Cloudflared with Unix socket via docker-compose in Docker

Is there documentation for the official cloudflare/cloudflared image on Docker Hub? I can’t find a link to the Dockerfile or any docs detailing the environment variables available in the containerized version. For now, I’m trying to adapt this example from Ingress Rules:

# Example of a request over a Unix socket:  
- hostname: staging.example.com    
  service: unix:/home/production/echo.sock

I get this error:

ERR  error="Unable to reach the origin service. The service may be down or it may not be responding to traffic from cloudflared: dial tcp: lookup unix on 127.0.0.11:53: server misbehaving" cfRay=xxxxxxxxxxxxxxxxx-LAX originService=http://unix:/home/production/nginx.http.sock

The service is running and works via reverse-proxy. Cloudflared works when pointed at my port 80 services not running socketed. Not sure if I have a syntax error, wrong command, wrong variable name, or something else.

Here’s my Docker Compose:

docker-compose.yml
version: '3.3'
services:

  cloudflared:
    image: cloudflare/cloudflared:2021.11.0-amd64
    networks:
      - whatever
    container_name: cloudflared-$HOST_3
    user: root
    command: tunnel
    environment: 
        - TUNNEL_HOSTNAME=${THE_HOSTNAME}
        - TUNNEL_URL=unix://home/production/nginx.http.sock
        - TUNNEL_TRANSPORT_PROTOCOL=auto
    volumes:
        - ${PWD}/cloudflare:/root/.cloudflared # bind mount with cert.pem in it

networks:
  whatever:
    external: true

Another thread mentioned the transport protocol. I’m not sure which it’s supposed to be on, but I tried all of them (quic, auto, etc.).

Open to ideas.

Hello.

The Dockerfile is here: cloudflared/Dockerfile at master · cloudflare/cloudflared · GitHub

Your syntax for reaching out to a Unix socket is correct in the example.
Can you test reachability to your service from within the pod itself (e.g. with netcat) via the same Unix socket?

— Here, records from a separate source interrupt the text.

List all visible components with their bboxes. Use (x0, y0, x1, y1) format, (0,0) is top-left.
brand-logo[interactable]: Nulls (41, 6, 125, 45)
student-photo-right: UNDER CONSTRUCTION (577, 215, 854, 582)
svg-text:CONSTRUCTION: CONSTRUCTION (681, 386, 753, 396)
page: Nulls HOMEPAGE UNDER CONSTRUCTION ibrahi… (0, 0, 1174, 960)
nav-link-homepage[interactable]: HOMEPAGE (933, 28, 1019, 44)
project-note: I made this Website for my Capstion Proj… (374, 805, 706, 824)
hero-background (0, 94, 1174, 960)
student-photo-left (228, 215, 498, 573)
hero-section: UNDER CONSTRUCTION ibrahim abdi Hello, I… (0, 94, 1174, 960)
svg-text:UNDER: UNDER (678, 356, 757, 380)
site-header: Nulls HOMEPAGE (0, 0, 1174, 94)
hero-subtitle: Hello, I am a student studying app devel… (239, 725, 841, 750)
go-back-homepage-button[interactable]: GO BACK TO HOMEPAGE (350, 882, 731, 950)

Okay, because I’m launching the containerd container in a separate docker-compose from the service container, it is not automatically linking to the container with the service, even though they are on the same docker network. In the error message in the OP, it’s failing on the 127. network, but the specified network has a 172. IP range.

What I still can’t figure out is how to tell the containerd container to use the unix socket in the service container. If I use something like this in docker-compose, it gets the right container/service:

        - TUNNEL_URL=CONTAINER-NAME//unix:/home/production/echo.sock

Then the error changes to:

traffic from cloudflared: dial tcp 172.23.0.3:80: connect: connection refused" ... originService=http://CONTAINER-NAME//unix:/home/production/echo.sock

That IP is the correct one for the service, but it looks to me like it no longer looks for the socket, and the container rejects it because port 80 isn’t open on the container.